Written by Sheldon Harnick.
Opera in 2 Acts. The libretto, by Sheldon Harnick (Fiddler on the Roof), is based on Coyote and Pavayoykyasi (taken from Hopi Coyote Tales). The five tales told in the opera are based respectively on legends from the Crow, Okanagon, Karok, Klamath, and Hopi tribes. The music is not intended to resemble Native American songs and traditions; its style is purely Henry Mollicone's.

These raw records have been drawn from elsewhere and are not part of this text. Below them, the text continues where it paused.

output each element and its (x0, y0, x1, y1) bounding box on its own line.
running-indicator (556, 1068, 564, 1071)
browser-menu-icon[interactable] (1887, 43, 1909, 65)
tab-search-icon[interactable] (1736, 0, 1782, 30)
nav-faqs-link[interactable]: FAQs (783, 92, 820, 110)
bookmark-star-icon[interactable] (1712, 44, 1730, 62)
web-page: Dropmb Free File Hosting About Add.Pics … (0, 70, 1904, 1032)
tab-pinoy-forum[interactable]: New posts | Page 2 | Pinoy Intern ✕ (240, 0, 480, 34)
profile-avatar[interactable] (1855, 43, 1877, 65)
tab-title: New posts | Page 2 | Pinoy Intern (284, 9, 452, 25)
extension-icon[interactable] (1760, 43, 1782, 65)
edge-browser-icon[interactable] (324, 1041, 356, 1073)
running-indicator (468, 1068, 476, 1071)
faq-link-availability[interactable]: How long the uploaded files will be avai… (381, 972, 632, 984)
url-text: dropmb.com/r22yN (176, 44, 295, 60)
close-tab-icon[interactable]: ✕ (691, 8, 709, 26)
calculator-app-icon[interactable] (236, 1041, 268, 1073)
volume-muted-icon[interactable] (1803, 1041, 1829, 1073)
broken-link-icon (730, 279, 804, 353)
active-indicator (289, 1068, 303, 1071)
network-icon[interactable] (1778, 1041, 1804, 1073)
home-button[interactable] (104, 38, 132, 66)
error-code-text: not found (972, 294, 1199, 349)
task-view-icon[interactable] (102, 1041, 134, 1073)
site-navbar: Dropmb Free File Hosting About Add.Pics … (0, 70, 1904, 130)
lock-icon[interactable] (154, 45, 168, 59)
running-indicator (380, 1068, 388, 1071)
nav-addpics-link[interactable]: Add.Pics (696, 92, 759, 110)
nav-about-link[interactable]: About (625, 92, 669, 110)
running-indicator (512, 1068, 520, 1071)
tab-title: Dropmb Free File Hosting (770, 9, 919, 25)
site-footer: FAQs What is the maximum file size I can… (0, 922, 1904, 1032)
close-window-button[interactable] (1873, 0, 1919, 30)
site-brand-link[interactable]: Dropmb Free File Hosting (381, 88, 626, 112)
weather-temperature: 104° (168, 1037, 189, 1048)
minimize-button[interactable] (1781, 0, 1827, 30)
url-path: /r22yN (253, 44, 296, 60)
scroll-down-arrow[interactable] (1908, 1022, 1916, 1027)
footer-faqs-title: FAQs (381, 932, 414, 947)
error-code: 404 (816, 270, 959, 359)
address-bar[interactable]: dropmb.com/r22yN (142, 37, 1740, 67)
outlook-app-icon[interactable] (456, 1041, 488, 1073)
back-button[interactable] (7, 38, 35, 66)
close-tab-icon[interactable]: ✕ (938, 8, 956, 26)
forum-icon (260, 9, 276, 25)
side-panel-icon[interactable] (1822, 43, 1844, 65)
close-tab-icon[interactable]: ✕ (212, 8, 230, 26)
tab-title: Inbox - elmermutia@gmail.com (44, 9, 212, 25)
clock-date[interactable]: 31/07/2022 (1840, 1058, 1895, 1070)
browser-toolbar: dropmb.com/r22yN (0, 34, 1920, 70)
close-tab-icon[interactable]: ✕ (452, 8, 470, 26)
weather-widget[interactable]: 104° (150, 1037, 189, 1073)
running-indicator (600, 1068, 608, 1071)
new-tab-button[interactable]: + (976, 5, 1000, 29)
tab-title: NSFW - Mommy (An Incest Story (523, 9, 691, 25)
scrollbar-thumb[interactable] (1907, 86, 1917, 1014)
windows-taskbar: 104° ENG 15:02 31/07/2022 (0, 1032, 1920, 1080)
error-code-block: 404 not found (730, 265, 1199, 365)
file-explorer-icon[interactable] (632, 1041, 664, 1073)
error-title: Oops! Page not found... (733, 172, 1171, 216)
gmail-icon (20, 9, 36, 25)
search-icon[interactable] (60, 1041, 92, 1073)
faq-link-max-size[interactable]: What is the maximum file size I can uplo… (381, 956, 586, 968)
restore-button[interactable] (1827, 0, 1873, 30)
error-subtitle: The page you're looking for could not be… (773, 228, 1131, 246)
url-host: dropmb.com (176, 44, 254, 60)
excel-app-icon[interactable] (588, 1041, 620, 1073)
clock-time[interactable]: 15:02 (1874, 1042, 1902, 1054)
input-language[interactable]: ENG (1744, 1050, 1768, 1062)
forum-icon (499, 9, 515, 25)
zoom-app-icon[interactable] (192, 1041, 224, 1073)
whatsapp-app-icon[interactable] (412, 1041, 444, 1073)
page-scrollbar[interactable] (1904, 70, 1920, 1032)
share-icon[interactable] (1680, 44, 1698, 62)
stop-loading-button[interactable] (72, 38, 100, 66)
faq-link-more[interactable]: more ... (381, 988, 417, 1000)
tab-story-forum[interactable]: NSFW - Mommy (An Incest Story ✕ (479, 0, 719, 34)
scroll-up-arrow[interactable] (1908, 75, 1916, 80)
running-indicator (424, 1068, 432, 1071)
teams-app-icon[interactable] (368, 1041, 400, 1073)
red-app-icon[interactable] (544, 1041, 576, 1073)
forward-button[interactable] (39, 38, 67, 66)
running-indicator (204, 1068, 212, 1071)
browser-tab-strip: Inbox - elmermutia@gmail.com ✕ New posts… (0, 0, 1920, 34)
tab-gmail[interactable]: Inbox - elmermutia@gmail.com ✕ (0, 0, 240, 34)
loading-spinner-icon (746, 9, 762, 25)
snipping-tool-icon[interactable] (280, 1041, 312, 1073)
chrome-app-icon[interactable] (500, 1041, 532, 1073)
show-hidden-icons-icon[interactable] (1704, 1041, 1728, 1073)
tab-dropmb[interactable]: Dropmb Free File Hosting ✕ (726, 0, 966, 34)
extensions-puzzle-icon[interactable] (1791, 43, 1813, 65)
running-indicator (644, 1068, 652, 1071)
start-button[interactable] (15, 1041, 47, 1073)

Each of the tribe's tales is told in a separate scene. The Coyote figure is featured prominently in each, representing the embodiment of the entirety of our human nature. The five tales are: Old Man Coyote Makes the World, Coyote Keeps his Name, How Coyote Brought Fire to the People, Coyote in Love with a Star, and Coyote and Pavayoykyasi. The scenes are held together by a character called "The Storyteller," who at the end of the opera addresses Coyote: "As you behave, we shall too. Old Man Coyote, we are you." Duration: ~ 2 Hours, 30 Minutes
| COYOTE || Tenor |
| SOLO STAR/MAIDEN (one or 2 performers) || Soprano |
| STORYTELLER/PAVAYOYKYASI (one or 2 performers) || Bass-Baritone |
| FOX || Mezzo-Soprano |
| DUCK 1 || Soprano |
| DUCK 2 || Tenor |
| SKOOKUM 1 || Soprano |
| SKOOKUM 2 || Mezzo-Soprano |
| SKOOKUM 3 || ALTO |
| CHORUS OF 24 (minimum) || |
| 4 SUITORS/VOICE OF THE GREAT SPIRIT (from the Chorus) || 2 Tenors/Baritone/Bass |
2 Flutes (Picc.), 2 Oboes (E.H.), 2 Clarinets (B.Cl.), 2 Bassoons, 3 Horns, 2 Trumpets, 3 Trombones, 3 Percussion (including Timpani), Piano/Celesta/Synthesizer (1 player), Harp and Strings
March 1998, Lyric Opera of Kansas City
Oberlin Conservatory of Music
The work had its premiere in 1998 at Lyric Opera of Kansas City, which deserves high praise for nurturing a piece that should have a long, healthy performance life. Oberlin's production conveys all of the irresistible musical personality and dramatic intrigue in this collection of American Indian tales... Harnick's libretto is a quicksilver, funny and often poignant narrative full of engaging images. And not since he wrote lyrics to Jerry Bock's music for such beloved Broadway shows as "She Loves Me" and "Fiddler on the Roof" has Harnick collaborated with the composer of such freshness and substance. Mollicone's score for "Coyote Tales" runs the gamut of sonic delights, basking in American folk idiom and affectionate references to Strauss, Britten, Copland and Bernstein... he lets loose streams of lyrical lines that caress the ears and draw the listener directly into the characters' expressive worlds. If this opera is any indication, Mollicone is something of a radical in an era when too many composers pooh-pooh the melodic element in music. His vocal lines sing and his orchestrations add colorful commentary to the opera's dramatic twists.
-Donald Rosenberg, The Plain Dealer
The libretto of Sheldon Harnick and Robert Darling is brilliantly crafted, full of rich, poetic language, crafted to reflect the Native American attitudes and lore... The music could be described as eclectic, incorporating structures from the past but with traces here and there of contemporary music. This eclecticism is characteristic of Mollicone's own musical style. The music was easy to listen to and it became the unifying component of the opera... It is not in the mold of opera as we know it. But I found it thoughtful, exquisitely crafted, beautiful musically, and faithful to the native American lore it depicted.